Otro objetivo que tienen estos procesos de perdón, impulsados por la confraternidad, es evitar que los familiares de la victima cobren venganza del victimario, hecho que tiene una mayor incidencia de la que se tiene conocimiento, tal como lo reconoce Germán Roldán, miembro de la confraternidad carcelaria de Colombia.

“Se ha observado que el detenido puede estar en la cárcel 10 o 15 años y al salir los familiares de las personas agredidas la mayoría de las veces cobran venganza, este programa pretende que no se siga presentando esa situación”. Afirma el señor Roldán.

Entre los testimonios que recuerda está el de una persona en la ciudad de Barranquilla que le disparó a otra dejándola cuadripléjica, luego de ese proceso de perdón, la persona que hizo el daño ahora es la que cuida a su victimario.

El programa aunque se viene realizando en Colombia hace muchos años, solo hace tres meses se empezó a implementar en la ciudad de Santa Marta, cabe indicar que el programa está avalado por el Inpec.

TESTIMONIO DE TRANSFORMACIÓN

Entre quienes han recibido este grado simbólico, se encuentra Alexander Salazar Bravo, que llegó a la cárcel Rodrigo de Bastidas en el año 2009 procedente de la ciudad de Barranquilla, pero que lleva 16 años privado de la libertad.

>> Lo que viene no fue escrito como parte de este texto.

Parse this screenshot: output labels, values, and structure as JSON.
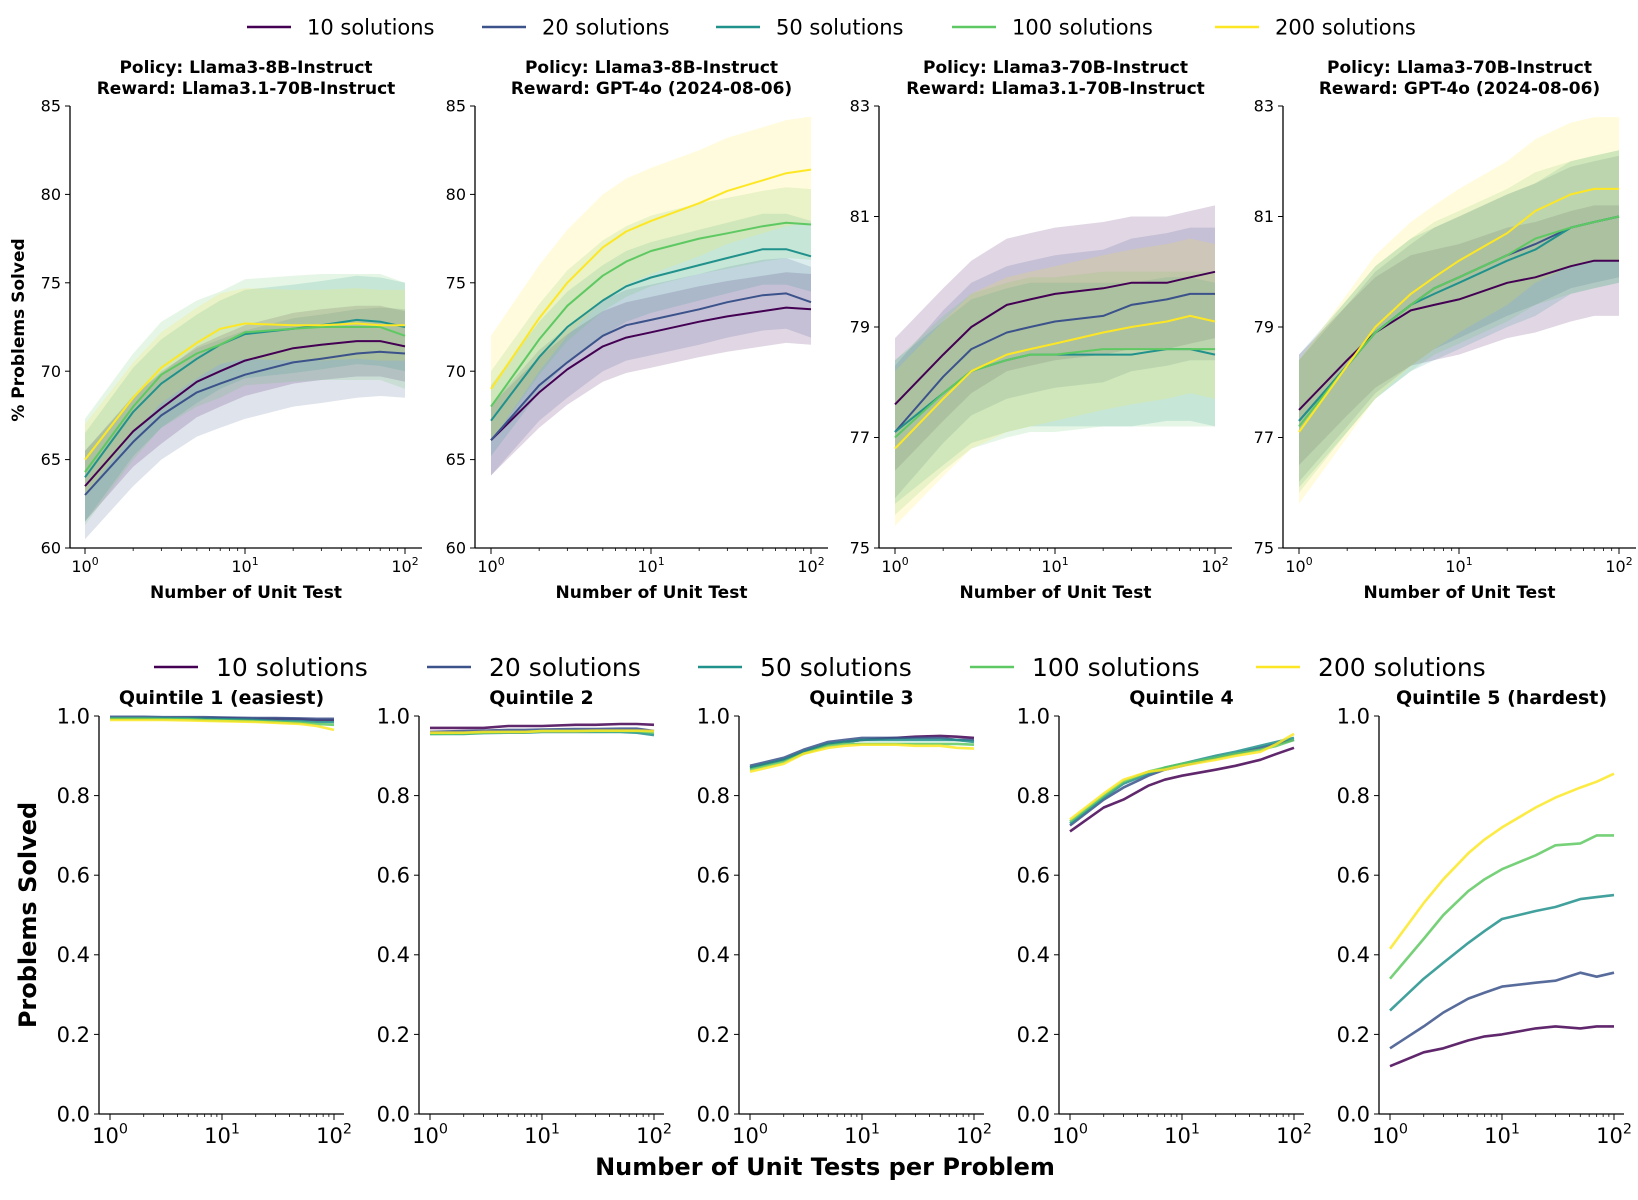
{
  "colors": {
    "10 solutions": "#440154",
    "20 solutions": "#3b528b",
    "50 solutions": "#21918c",
    "100 solutions": "#5ec962",
    "200 solutions": "#fde725"
  },
  "legend": [
    "10 solutions",
    "20 solutions",
    "50 solutions",
    "100 solutions",
    "200 solutions"
  ],
  "x_values": [
    1,
    2,
    3,
    5,
    7,
    10,
    20,
    30,
    50,
    70,
    100
  ],
  "x_tick_values": [
    1,
    10,
    100
  ],
  "x_tick_base": "10",
  "x_tick_exps": [
    "0",
    "1",
    "2"
  ],
  "top_xlabel": "Number of Unit Test",
  "top_ylabel": "% Problems Solved",
  "bottom_xlabel": "Number of Unit Tests per Problem",
  "bottom_ylabel": "Problems Solved",
  "chart_data": [
    {
      "type": "line",
      "title": [
        "Policy: Llama3-8B-Instruct",
        "Reward: Llama3.1-70B-Instruct"
      ],
      "ylim": [
        60,
        85
      ],
      "yticks": [
        60,
        65,
        70,
        75,
        80,
        85
      ],
      "band": [
        2.0,
        2.5,
        2.5,
        3.0,
        2.0
      ],
      "series": [
        {
          "name": "10 solutions",
          "values": [
            63.5,
            66.6,
            67.9,
            69.4,
            70.0,
            70.6,
            71.3,
            71.5,
            71.7,
            71.7,
            71.4
          ]
        },
        {
          "name": "20 solutions",
          "values": [
            63.0,
            66.0,
            67.5,
            68.8,
            69.3,
            69.8,
            70.5,
            70.7,
            71.0,
            71.1,
            71.0
          ]
        },
        {
          "name": "50 solutions",
          "values": [
            64.0,
            67.7,
            69.3,
            70.7,
            71.5,
            72.1,
            72.4,
            72.6,
            72.9,
            72.8,
            72.5
          ]
        },
        {
          "name": "100 solutions",
          "values": [
            64.3,
            68.0,
            69.8,
            71.0,
            71.5,
            72.2,
            72.4,
            72.5,
            72.5,
            72.5,
            72.0
          ]
        },
        {
          "name": "200 solutions",
          "values": [
            65.0,
            68.5,
            70.2,
            71.6,
            72.4,
            72.7,
            72.6,
            72.6,
            72.7,
            72.6,
            72.6
          ]
        }
      ]
    },
    {
      "type": "line",
      "title": [
        "Policy: Llama3-8B-Instruct",
        "Reward: GPT-4o (2024-08-06)"
      ],
      "ylim": [
        60,
        85
      ],
      "yticks": [
        60,
        65,
        70,
        75,
        80,
        85
      ],
      "band": [
        2.0,
        2.0,
        2.0,
        2.0,
        3.0
      ],
      "series": [
        {
          "name": "10 solutions",
          "values": [
            66.1,
            68.8,
            70.1,
            71.4,
            71.9,
            72.2,
            72.8,
            73.1,
            73.4,
            73.6,
            73.5
          ]
        },
        {
          "name": "20 solutions",
          "values": [
            66.1,
            69.2,
            70.5,
            72.0,
            72.6,
            72.9,
            73.5,
            73.9,
            74.3,
            74.4,
            73.9
          ]
        },
        {
          "name": "50 solutions",
          "values": [
            67.2,
            70.8,
            72.5,
            74.0,
            74.8,
            75.3,
            76.0,
            76.4,
            76.9,
            76.9,
            76.5
          ]
        },
        {
          "name": "100 solutions",
          "values": [
            68.0,
            71.8,
            73.7,
            75.4,
            76.2,
            76.8,
            77.5,
            77.8,
            78.2,
            78.4,
            78.3
          ]
        },
        {
          "name": "200 solutions",
          "values": [
            69.0,
            73.0,
            75.0,
            77.0,
            77.9,
            78.5,
            79.5,
            80.2,
            80.8,
            81.2,
            81.4
          ]
        }
      ]
    },
    {
      "type": "line",
      "title": [
        "Policy: Llama3-70B-Instruct",
        "Reward: Llama3.1-70B-Instruct"
      ],
      "ylim": [
        75,
        83
      ],
      "yticks": [
        75,
        77,
        79,
        81,
        83
      ],
      "band": [
        1.2,
        1.2,
        1.3,
        1.4,
        1.4
      ],
      "series": [
        {
          "name": "10 solutions",
          "values": [
            77.6,
            78.5,
            79.0,
            79.4,
            79.5,
            79.6,
            79.7,
            79.8,
            79.8,
            79.9,
            80.0
          ]
        },
        {
          "name": "20 solutions",
          "values": [
            77.1,
            78.1,
            78.6,
            78.9,
            79.0,
            79.1,
            79.2,
            79.4,
            79.5,
            79.6,
            79.6
          ]
        },
        {
          "name": "50 solutions",
          "values": [
            77.1,
            77.8,
            78.2,
            78.4,
            78.5,
            78.5,
            78.5,
            78.5,
            78.6,
            78.6,
            78.5
          ]
        },
        {
          "name": "100 solutions",
          "values": [
            77.0,
            77.8,
            78.2,
            78.4,
            78.5,
            78.5,
            78.6,
            78.6,
            78.6,
            78.6,
            78.6
          ]
        },
        {
          "name": "200 solutions",
          "values": [
            76.8,
            77.7,
            78.2,
            78.5,
            78.6,
            78.7,
            78.9,
            79.0,
            79.1,
            79.2,
            79.1
          ]
        }
      ]
    },
    {
      "type": "line",
      "title": [
        "Policy: Llama3-70B-Instruct",
        "Reward: GPT-4o (2024-08-06)"
      ],
      "ylim": [
        75,
        83
      ],
      "yticks": [
        75,
        77,
        79,
        81,
        83
      ],
      "band": [
        1.0,
        1.1,
        1.2,
        1.2,
        1.3
      ],
      "series": [
        {
          "name": "10 solutions",
          "values": [
            77.5,
            78.4,
            78.9,
            79.3,
            79.4,
            79.5,
            79.8,
            79.9,
            80.1,
            80.2,
            80.2
          ]
        },
        {
          "name": "20 solutions",
          "values": [
            77.3,
            78.3,
            78.9,
            79.4,
            79.7,
            79.9,
            80.3,
            80.5,
            80.8,
            80.9,
            81.0
          ]
        },
        {
          "name": "50 solutions",
          "values": [
            77.3,
            78.3,
            78.9,
            79.4,
            79.6,
            79.8,
            80.2,
            80.4,
            80.8,
            80.9,
            81.0
          ]
        },
        {
          "name": "100 solutions",
          "values": [
            77.2,
            78.3,
            78.9,
            79.4,
            79.7,
            79.9,
            80.3,
            80.6,
            80.8,
            80.9,
            81.0
          ]
        },
        {
          "name": "200 solutions",
          "values": [
            77.1,
            78.3,
            79.0,
            79.6,
            79.9,
            80.2,
            80.7,
            81.1,
            81.4,
            81.5,
            81.5
          ]
        }
      ]
    },
    {
      "type": "line",
      "title": [
        "Quintile 1 (easiest)"
      ],
      "ylim": [
        0,
        1
      ],
      "yticks": [
        0.0,
        0.2,
        0.4,
        0.6,
        0.8,
        1.0
      ],
      "series": [
        {
          "name": "10 solutions",
          "values": [
            0.995,
            0.995,
            0.995,
            0.995,
            0.995,
            0.995,
            0.993,
            0.993,
            0.992,
            0.99,
            0.99
          ]
        },
        {
          "name": "20 solutions",
          "values": [
            0.998,
            0.998,
            0.997,
            0.997,
            0.997,
            0.996,
            0.995,
            0.995,
            0.994,
            0.993,
            0.993
          ]
        },
        {
          "name": "50 solutions",
          "values": [
            0.995,
            0.995,
            0.995,
            0.994,
            0.993,
            0.992,
            0.99,
            0.988,
            0.987,
            0.985,
            0.985
          ]
        },
        {
          "name": "100 solutions",
          "values": [
            0.993,
            0.993,
            0.992,
            0.992,
            0.99,
            0.989,
            0.987,
            0.985,
            0.983,
            0.98,
            0.978
          ]
        },
        {
          "name": "200 solutions",
          "values": [
            0.99,
            0.99,
            0.99,
            0.989,
            0.988,
            0.987,
            0.985,
            0.983,
            0.98,
            0.975,
            0.965
          ]
        }
      ]
    },
    {
      "type": "line",
      "title": [
        "Quintile 2"
      ],
      "ylim": [
        0,
        1
      ],
      "yticks": [
        0.0,
        0.2,
        0.4,
        0.6,
        0.8,
        1.0
      ],
      "series": [
        {
          "name": "10 solutions",
          "values": [
            0.97,
            0.97,
            0.97,
            0.975,
            0.975,
            0.975,
            0.978,
            0.978,
            0.98,
            0.98,
            0.978
          ]
        },
        {
          "name": "20 solutions",
          "values": [
            0.96,
            0.962,
            0.963,
            0.965,
            0.965,
            0.966,
            0.967,
            0.967,
            0.968,
            0.968,
            0.962
          ]
        },
        {
          "name": "50 solutions",
          "values": [
            0.955,
            0.955,
            0.957,
            0.958,
            0.958,
            0.96,
            0.96,
            0.96,
            0.96,
            0.958,
            0.952
          ]
        },
        {
          "name": "100 solutions",
          "values": [
            0.955,
            0.956,
            0.958,
            0.96,
            0.96,
            0.962,
            0.962,
            0.962,
            0.962,
            0.962,
            0.958
          ]
        },
        {
          "name": "200 solutions",
          "values": [
            0.958,
            0.958,
            0.96,
            0.96,
            0.96,
            0.962,
            0.962,
            0.963,
            0.963,
            0.963,
            0.962
          ]
        }
      ]
    },
    {
      "type": "line",
      "title": [
        "Quintile 3"
      ],
      "ylim": [
        0,
        1
      ],
      "yticks": [
        0.0,
        0.2,
        0.4,
        0.6,
        0.8,
        1.0
      ],
      "series": [
        {
          "name": "10 solutions",
          "values": [
            0.87,
            0.89,
            0.91,
            0.93,
            0.935,
            0.94,
            0.945,
            0.948,
            0.95,
            0.948,
            0.945
          ]
        },
        {
          "name": "20 solutions",
          "values": [
            0.875,
            0.895,
            0.915,
            0.935,
            0.94,
            0.945,
            0.945,
            0.945,
            0.945,
            0.94,
            0.94
          ]
        },
        {
          "name": "50 solutions",
          "values": [
            0.87,
            0.89,
            0.91,
            0.93,
            0.935,
            0.94,
            0.94,
            0.94,
            0.94,
            0.94,
            0.935
          ]
        },
        {
          "name": "100 solutions",
          "values": [
            0.865,
            0.885,
            0.905,
            0.925,
            0.93,
            0.93,
            0.93,
            0.93,
            0.93,
            0.93,
            0.928
          ]
        },
        {
          "name": "200 solutions",
          "values": [
            0.86,
            0.88,
            0.905,
            0.92,
            0.925,
            0.928,
            0.928,
            0.925,
            0.925,
            0.92,
            0.918
          ]
        }
      ]
    },
    {
      "type": "line",
      "title": [
        "Quintile 4"
      ],
      "ylim": [
        0,
        1
      ],
      "yticks": [
        0.0,
        0.2,
        0.4,
        0.6,
        0.8,
        1.0
      ],
      "series": [
        {
          "name": "10 solutions",
          "values": [
            0.71,
            0.77,
            0.79,
            0.825,
            0.84,
            0.85,
            0.865,
            0.875,
            0.89,
            0.905,
            0.92
          ]
        },
        {
          "name": "20 solutions",
          "values": [
            0.725,
            0.79,
            0.82,
            0.85,
            0.865,
            0.875,
            0.895,
            0.905,
            0.92,
            0.93,
            0.94
          ]
        },
        {
          "name": "50 solutions",
          "values": [
            0.73,
            0.795,
            0.83,
            0.855,
            0.87,
            0.88,
            0.9,
            0.91,
            0.925,
            0.935,
            0.945
          ]
        },
        {
          "name": "100 solutions",
          "values": [
            0.735,
            0.8,
            0.835,
            0.86,
            0.87,
            0.88,
            0.895,
            0.905,
            0.915,
            0.925,
            0.94
          ]
        },
        {
          "name": "200 solutions",
          "values": [
            0.74,
            0.805,
            0.84,
            0.86,
            0.865,
            0.875,
            0.89,
            0.9,
            0.91,
            0.93,
            0.955
          ]
        }
      ]
    },
    {
      "type": "line",
      "title": [
        "Quintile 5 (hardest)"
      ],
      "ylim": [
        0,
        1
      ],
      "yticks": [
        0.0,
        0.2,
        0.4,
        0.6,
        0.8,
        1.0
      ],
      "series": [
        {
          "name": "10 solutions",
          "values": [
            0.12,
            0.155,
            0.165,
            0.185,
            0.195,
            0.2,
            0.215,
            0.22,
            0.215,
            0.22,
            0.22
          ]
        },
        {
          "name": "20 solutions",
          "values": [
            0.165,
            0.22,
            0.255,
            0.29,
            0.305,
            0.32,
            0.33,
            0.335,
            0.355,
            0.345,
            0.355
          ]
        },
        {
          "name": "50 solutions",
          "values": [
            0.26,
            0.34,
            0.38,
            0.43,
            0.46,
            0.49,
            0.51,
            0.52,
            0.54,
            0.545,
            0.55
          ]
        },
        {
          "name": "100 solutions",
          "values": [
            0.34,
            0.44,
            0.5,
            0.56,
            0.59,
            0.615,
            0.65,
            0.675,
            0.68,
            0.7,
            0.7
          ]
        },
        {
          "name": "200 solutions",
          "values": [
            0.415,
            0.53,
            0.59,
            0.655,
            0.69,
            0.72,
            0.77,
            0.795,
            0.82,
            0.835,
            0.855
          ]
        }
      ]
    }
  ]
}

Alexander dice que fue en la cárcel de mediana seguridad de Valledupar en la que conoció del Señor y haber transformado su vida.

Su llegada a prisión se produjo luego de pertenecer a las autodefensas unidad de Colombia, en los tiempos de ´Jorge 40´, Alexander reconoce que asesino personas pero manifiesta estar arrepentido, “hacíamos cosas tremendas”, confiesa al momento de preguntarle acerca de su pasado.

Dentro de la experiencia que ha tenido en este programa de restauración, cuenta que un hombre al cual él le había asesinado a su hermano, lo perdonó y, según sus palabras “para la honra y gloria de Dios, me lo gané para Cristo”.

Salazar dice que a pesar de sus errores y de que en su pasado le quitó la vida a algunas personas, es una nueva creatura, además afirma que gracias al testimonio que verán los familiares de sus víctimas, muchos lo van a perdonar. Dice que aunque tuvo temor de lo que le pudiera pasar algo a su salida, ese temor ya pasó.

La ceremonia termina y de a poco los reclusos vuelven a su rutina, esa que deben realizar detrás de las rejas, en las cuales cayeron gracias a las malas decisiones que tomaron o por culpa de la falta de posibilidades que la vida les dio. El hecho es que, gracias a ceremonias y programas impulsados por organizaciones sin ánimo de lucro, muchos de los presos de la cárcel Rodrigo de Bastidas tienen la posibilidad de encontrar una nueva posibilidad de integrarse de forma paulatina a procesos de restauración y de perdón, que no cada día más necesarios en el país.